As a paid hunter of the earliest Christians Saul see them as an “unhinged cult [that] feeds on flesh and drinks blood and worships a corpse nailed to a gallows”. Even after his overwhelming mystical experience on the road to Damascus he holds a visceral repugnance of a saviour crucified, the degrading punishment of the lowest of criminals. The Saul we first meet is a failure and disappointment, wifeless and childless, shamed by his body’s desires and sins. Paul, the evangelist, carries the message of the kingdom to come and its world-shattering message of love and equality, transforming lives, but still carries his shame.
Tsiolkas also tells the stories of those whose lives are transformed by Paul and hope in the kingdom to come. Lydia, the first Stranger to hear Paul’s message. Vrasas, an injured former Roman soldier desperate to father a son, and jailer of Paul. Timothy, Paul’s companion who carries on his legacy as the Roman conquest of Judea spreads desperate refugees hungry for hope out through the region. And Thomas, twin to Yeshua, who does not believe in his brother’s divinity or resurrection, but believes in his message that “it’s how you treat your neighbour, the stranger, the exile – only that matters”.

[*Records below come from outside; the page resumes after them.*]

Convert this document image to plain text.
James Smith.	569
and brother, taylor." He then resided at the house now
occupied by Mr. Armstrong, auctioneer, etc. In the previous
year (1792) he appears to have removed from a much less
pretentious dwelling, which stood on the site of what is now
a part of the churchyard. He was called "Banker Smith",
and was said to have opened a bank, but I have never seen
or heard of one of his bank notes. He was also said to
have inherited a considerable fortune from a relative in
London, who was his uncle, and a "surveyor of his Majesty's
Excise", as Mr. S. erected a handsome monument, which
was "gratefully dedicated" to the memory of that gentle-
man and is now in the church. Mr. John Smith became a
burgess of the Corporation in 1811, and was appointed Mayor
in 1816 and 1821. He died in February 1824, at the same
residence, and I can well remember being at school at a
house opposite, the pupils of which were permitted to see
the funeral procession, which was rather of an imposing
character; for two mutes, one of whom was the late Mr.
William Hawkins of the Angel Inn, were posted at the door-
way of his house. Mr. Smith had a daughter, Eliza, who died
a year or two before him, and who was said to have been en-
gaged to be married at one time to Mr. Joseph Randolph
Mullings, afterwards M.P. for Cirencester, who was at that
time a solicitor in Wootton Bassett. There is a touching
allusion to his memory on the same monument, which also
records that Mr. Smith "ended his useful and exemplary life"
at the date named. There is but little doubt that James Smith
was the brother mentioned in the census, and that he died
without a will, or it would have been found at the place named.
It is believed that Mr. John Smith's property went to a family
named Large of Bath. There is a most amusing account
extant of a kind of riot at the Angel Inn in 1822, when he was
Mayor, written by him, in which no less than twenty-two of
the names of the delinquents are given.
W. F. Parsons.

This is a book written by someone like me, raised in Christianity who rejected it when confronted by its contradictions and insitutionalised biases – misogyny for me, homophobia for Tsiolkas. Someone who can’t help but think about what might have been if Christianity hadn’t turned towards power and control and become an agent of empire rather than resistance. Someone who agrees with Thomas about which part of the message really matters.